Leunora Salihu


Es ist nicht leicht, sich auf dem eng abgesteckten und intensiv
bearbeiteten Feld klassischer Skulptur zu bewegen. Hier gelingt
es. Ganz offensichtlich beschäftigen die Künstlerin traditionelle
Themen der Bildhauerei: eine konstruktive Herangehensweise
beim Aufbau der Skulpturen, eine materialgerechte Bearbeitung,
die aus dem Material entwickelte Farbtonpalette, die Auseinandersetzung mit Raum und Umraum und vor allem die Behandlung der Skulptur-Sockel-Problematik. Im Falle von Leunora Salihu, als ehemalige Meisterschülerin von Tony Cragg, kommt zudem die Notwendigkeit hinzu, eine Position zu entwickeln, die sich
dezidiert von der allpräsenten Sprache des ehemaligen Lehrers
unterscheidet.
In den letzten drei Jahren hat die Künstlerin eine erstaunliche
Werkproduktion vorgelegt. 2010 entstand "Tube End"; ihre bisher
größte Skulptur, temporär für den Moltkeplatz in Essen entwickelt,
die das ganze Repertoire möglicher Entwicklungsfelder und die künstlerische Entschlossenheit von Salihu erahnen lässt.

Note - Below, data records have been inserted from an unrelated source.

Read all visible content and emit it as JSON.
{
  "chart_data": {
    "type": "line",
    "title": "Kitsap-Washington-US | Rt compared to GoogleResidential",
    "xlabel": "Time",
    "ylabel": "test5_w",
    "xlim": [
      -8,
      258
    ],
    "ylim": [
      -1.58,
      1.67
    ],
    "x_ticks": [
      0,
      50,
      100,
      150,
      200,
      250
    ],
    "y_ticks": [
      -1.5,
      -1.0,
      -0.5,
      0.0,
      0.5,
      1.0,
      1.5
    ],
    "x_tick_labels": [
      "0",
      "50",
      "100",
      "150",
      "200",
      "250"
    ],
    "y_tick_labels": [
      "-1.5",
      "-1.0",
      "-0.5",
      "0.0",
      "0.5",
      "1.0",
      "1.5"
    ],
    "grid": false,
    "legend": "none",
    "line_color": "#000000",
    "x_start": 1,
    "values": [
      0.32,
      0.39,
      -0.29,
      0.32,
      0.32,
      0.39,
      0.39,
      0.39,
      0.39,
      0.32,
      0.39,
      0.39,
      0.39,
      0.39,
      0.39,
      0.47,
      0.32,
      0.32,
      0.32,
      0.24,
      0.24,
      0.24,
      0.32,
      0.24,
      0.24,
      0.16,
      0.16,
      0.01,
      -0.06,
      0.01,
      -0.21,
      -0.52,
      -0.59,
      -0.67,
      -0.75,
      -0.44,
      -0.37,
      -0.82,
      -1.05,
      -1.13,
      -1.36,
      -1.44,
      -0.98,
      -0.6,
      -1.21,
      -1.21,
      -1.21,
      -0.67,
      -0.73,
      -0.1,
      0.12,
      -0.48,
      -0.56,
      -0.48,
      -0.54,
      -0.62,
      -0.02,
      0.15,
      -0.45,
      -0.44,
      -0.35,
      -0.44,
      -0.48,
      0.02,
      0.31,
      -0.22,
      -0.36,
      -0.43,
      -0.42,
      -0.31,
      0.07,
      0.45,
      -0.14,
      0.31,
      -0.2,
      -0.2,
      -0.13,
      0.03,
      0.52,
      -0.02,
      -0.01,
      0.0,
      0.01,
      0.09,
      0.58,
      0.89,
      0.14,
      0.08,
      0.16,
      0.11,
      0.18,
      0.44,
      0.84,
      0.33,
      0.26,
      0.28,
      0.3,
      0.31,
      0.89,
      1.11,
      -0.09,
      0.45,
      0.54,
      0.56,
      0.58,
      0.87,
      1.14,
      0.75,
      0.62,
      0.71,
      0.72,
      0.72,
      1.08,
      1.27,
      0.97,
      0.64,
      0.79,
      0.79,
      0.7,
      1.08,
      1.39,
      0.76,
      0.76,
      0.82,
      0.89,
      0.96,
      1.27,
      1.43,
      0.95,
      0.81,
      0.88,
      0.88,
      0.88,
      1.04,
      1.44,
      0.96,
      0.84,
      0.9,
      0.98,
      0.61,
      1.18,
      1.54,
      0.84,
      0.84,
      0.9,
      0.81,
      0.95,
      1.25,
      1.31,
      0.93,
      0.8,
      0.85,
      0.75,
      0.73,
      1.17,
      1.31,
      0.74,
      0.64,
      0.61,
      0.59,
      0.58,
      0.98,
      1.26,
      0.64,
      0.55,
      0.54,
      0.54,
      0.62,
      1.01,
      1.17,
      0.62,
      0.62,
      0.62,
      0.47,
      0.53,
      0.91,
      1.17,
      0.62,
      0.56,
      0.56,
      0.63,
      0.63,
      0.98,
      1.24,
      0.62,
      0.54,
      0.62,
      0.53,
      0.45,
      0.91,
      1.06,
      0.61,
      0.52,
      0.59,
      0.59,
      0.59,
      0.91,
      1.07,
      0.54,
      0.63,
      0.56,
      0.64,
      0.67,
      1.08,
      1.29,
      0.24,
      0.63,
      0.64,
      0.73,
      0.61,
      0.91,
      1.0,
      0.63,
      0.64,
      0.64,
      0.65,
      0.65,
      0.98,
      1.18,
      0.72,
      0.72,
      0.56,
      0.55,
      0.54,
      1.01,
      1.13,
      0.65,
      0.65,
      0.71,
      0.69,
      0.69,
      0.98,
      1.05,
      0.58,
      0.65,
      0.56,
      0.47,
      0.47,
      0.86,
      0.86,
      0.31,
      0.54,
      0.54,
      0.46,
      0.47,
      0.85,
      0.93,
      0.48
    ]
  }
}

Dieses ungewöhnliche Gebilde, das zwischen einem biologischen
Organismus und technischer Anlage oszillierte, schien zu rattern
und zu knattern und förmlich in der Lage wie ein neuzeitlicher
Lindwurm über den Platz zu fegen, wäre es nicht mittels eines
langen Rohres mit dem Bodengrund verhaftet. Modulare, handwerklich seriell gefertigte Elemente zu Formschichtungen zu verbinden, so könnte man das Arbeitsprinzip von Leunora Salihu umschreiben, das sie mit unterschiedlichsten Materialien (Holz, Gips, Ton) und in verschiedenen Dimensionen bewältigt. Sie erklären die Dynamik und Leichtigkeit ihrer massiven Skulpturen. Doch sagt dieses nur wenig über den Erfindungsreichtum ihrer Formfindungen. Ihre aus unzähligen Tonscheiben zusammengesetzten Raumkörper wurden mit Korbgeflechten, Insektennestern und Lüftungsapparaten verglichen. Die unauflösbare Verknüpfung der Formen mit ihren Sockelelementen schafft vielschichtige Assoziationsfelder zur Architektur, zu Möbeln und zum Design. Bisweilen erinnern Skulpturen an surreale und literarische Kontexte. Mit einer schieren Selbstverständlichkeit ist Alltagswelt in die Skulpturen eingeschmolzen, die zu Kontaktflächen zur Umwelt werden. Von einer unmittelbaren Vertrautheit angelockt, wird das faszinierende Spiel genauer Betrachtung erst beim zweiten Blick beginnen.